King was chatting immediately after his performance, a pleasing chant, in which his image kept on changing colors and flickering – and I wasn’t sure whether this was intentional, or just one of the glitches in the transmission.
It wasn’t until musician Neel Murgai was playing the sitar that I realized some of the effects were intentional, because Murgai’s image started looking as if it was being filtered through a psychedelic kaleidoscope.
“Downtown Variety #1” was billed as “bringing La MaMa’s 1960s café aesthetic to a virtual platform,” and that touch of psychedelia seemed a quaint nod to the earlier era. But a week into the new shelter-at-home, social-distancing reality provoked by the coronavirus pandemic, the show seemed proof that a new aesthetic is already emerging. It’s an aesthetic that “Downtown Variety” shares with several other spontaneously organized theater online, such as 24 Hour Plays’ “Viral Monologues” and Seth Rudetsky’s “Stars in the House” (see my guide: Where To Get Your Theater Fix Online, Old Favorites and New Experiments Plus Lin-Manuel Miranda & Joshua Henry)
An essential part of that aesthetic is one-on-one, low-key and low-tech, which has its pluses and minuses. Downtown Variety is a co-production of Culture Hub, which has been doing this kind of livestreaming with La MaMa for more than a decade, and yet there was an amateurish quality to the show, with poor image and sound quality, and even disruptions and interruptions, complete with a screen full of television noise and the words “We’ll Be Right Back…” – reminiscent of the “Please Stand By” of the earlier years of broadcast television.
Yet, judging the show on its technical aspects, rather than the passionate commitment of all the artists who so quickly put it together, seems out of place, especially coming from someone who is still trying to figure out the proper way of washing my hands.

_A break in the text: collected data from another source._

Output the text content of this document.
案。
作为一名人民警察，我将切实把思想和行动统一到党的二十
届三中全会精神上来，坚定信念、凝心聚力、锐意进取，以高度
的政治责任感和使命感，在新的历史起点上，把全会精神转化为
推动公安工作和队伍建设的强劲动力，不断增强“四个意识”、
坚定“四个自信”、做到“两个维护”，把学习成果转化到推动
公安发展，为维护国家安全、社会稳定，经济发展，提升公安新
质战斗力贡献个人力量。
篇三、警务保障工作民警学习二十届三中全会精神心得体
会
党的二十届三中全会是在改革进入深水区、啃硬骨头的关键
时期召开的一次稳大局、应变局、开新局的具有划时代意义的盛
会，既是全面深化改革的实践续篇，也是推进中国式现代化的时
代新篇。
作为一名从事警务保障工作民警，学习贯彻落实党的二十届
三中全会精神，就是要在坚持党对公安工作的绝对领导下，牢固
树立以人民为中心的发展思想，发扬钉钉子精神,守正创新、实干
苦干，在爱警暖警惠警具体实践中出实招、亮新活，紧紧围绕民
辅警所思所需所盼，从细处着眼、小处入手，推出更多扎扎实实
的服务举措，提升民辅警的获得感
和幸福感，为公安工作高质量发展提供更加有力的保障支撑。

Besides, there was an appeal to this impromptu, Do-It-Yourself, we’re-all-in-this-together quality. And I was won over by many of the performances. First up, Perry Yung improvised some beautiful, haunting hollow sounds from the shakuhachi, a traditional Japanese bamboo flute. Afterwards, he invited “my youngest” to share the screen, and there was something entertaining in a different way in watching the young man wearing a surgical mask silently and vigorously nod his head when his father says “what’s amazing about this moment is he just learned to play the guitar, like literally yesterday.”
I just adored Kate Rigg, best-known as one-half the comedy duo “Slanty Eyed Mama,” who seemed to ramble and rant, and show us her dog, and some photograph out of camera range. But then she freestyle rapped, and it was hilarious and pointed: “It’s a lockdown on my Upper West Side block down…I’m in a full blown leave me alone at home panic. I’m looking at my dog you’re so fucking lucky, you can’t catch this shit… I can’t confirm we’re all going to be ok, no way…I’m gonna panic, and I’m gonna count my toilet paper, and I’m gonna count my blessings.”
Not all the acts had the same appeal to me, but “Downtown Variety” had a distinct advantage over the many, many shows I’ve seen at La MaMa, all of which I’ve stayed through to the end, even on those occasions when I really wanted to leave. When it’s online, you can momentarily switch to your e-mail or a news site and still legitimately claim to have stayed to the end.